The piece has a certain subterranean aspect and even after two hearings it is hard to snuggle up to. In Zurich it was followed by Bartók’s Concerto for Orchestra and there is a certain affinity between the two pieces - terroir, perhaps, both composers being born in Transylvania.


By the way, there is a new way for audience members to signal their boredom with a piece: out come the i-phones and similar light-emitting gadgets. It’s visually distracting, although quieter than fidgeting, snoring or coughing.

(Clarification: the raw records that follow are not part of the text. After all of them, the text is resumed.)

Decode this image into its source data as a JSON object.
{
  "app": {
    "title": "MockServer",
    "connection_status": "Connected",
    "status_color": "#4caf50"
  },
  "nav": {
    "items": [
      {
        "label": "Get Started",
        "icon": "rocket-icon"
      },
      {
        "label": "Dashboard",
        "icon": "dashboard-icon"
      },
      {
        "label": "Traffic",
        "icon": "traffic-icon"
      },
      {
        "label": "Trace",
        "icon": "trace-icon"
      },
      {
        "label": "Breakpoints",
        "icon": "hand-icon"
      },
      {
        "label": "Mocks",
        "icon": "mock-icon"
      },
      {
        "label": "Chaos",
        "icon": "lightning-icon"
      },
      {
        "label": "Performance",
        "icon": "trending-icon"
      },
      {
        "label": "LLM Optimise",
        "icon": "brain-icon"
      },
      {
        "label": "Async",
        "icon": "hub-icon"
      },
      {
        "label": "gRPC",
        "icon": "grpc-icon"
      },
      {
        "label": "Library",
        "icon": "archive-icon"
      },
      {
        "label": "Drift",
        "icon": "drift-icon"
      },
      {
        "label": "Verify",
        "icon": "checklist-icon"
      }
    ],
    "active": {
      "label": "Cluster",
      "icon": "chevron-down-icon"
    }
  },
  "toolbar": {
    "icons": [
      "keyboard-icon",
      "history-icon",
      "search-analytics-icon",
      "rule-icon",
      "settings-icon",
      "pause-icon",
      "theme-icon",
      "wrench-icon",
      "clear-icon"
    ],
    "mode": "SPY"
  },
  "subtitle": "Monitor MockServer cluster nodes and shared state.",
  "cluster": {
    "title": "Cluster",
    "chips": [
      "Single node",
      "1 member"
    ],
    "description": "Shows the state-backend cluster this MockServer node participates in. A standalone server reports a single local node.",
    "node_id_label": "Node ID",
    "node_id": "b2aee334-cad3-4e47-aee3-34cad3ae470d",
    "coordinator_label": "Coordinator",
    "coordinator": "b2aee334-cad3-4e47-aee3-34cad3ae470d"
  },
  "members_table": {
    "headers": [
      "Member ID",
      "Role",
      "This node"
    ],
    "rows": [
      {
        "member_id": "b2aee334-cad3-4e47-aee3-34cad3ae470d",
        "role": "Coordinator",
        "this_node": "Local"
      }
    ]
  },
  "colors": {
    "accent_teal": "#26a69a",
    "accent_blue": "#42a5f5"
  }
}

Jörg Widmann, whose concert overture, Con brio, was played at the March 3 concert, appeared this evening to perform his Elegie for clarinet and orchestra, a 19-minute work composed in 2006 (and receiving its North American premiere). It is aptly titled - in fact it is profoundly, intensely elegiac. It uses the large orchestra sparsely and at moments seems to crawl along, but if you stick with it it takes us through a series of ever-evolving episodes, building to a livelier section before vanishing into thin air. (The program notes quote a musicologist who writes about “concomitant intervalic valencies” and “non-periodocity”. Well, OK.)


Peter Eötvös’ zeroPoints was commissioned in 2000 for the London Symphony Orchestra and Pierre Boulez. The two composer-conductors have worked together a lot; for example, Eötvös became director of the orchestra founded by Boulez, the Ensemble InterContemporain. The title of the piece derives from the playful bar-numbering used and almost leads one to expect something minimalist but such is not the case. "Maximalist" would be a better term, as it has a swelling, theatrical presence, full of colour ŕ la Messiaen, with off-kilter percussion, and episodes of hard Boulezian sparkle. Quite the showpiece.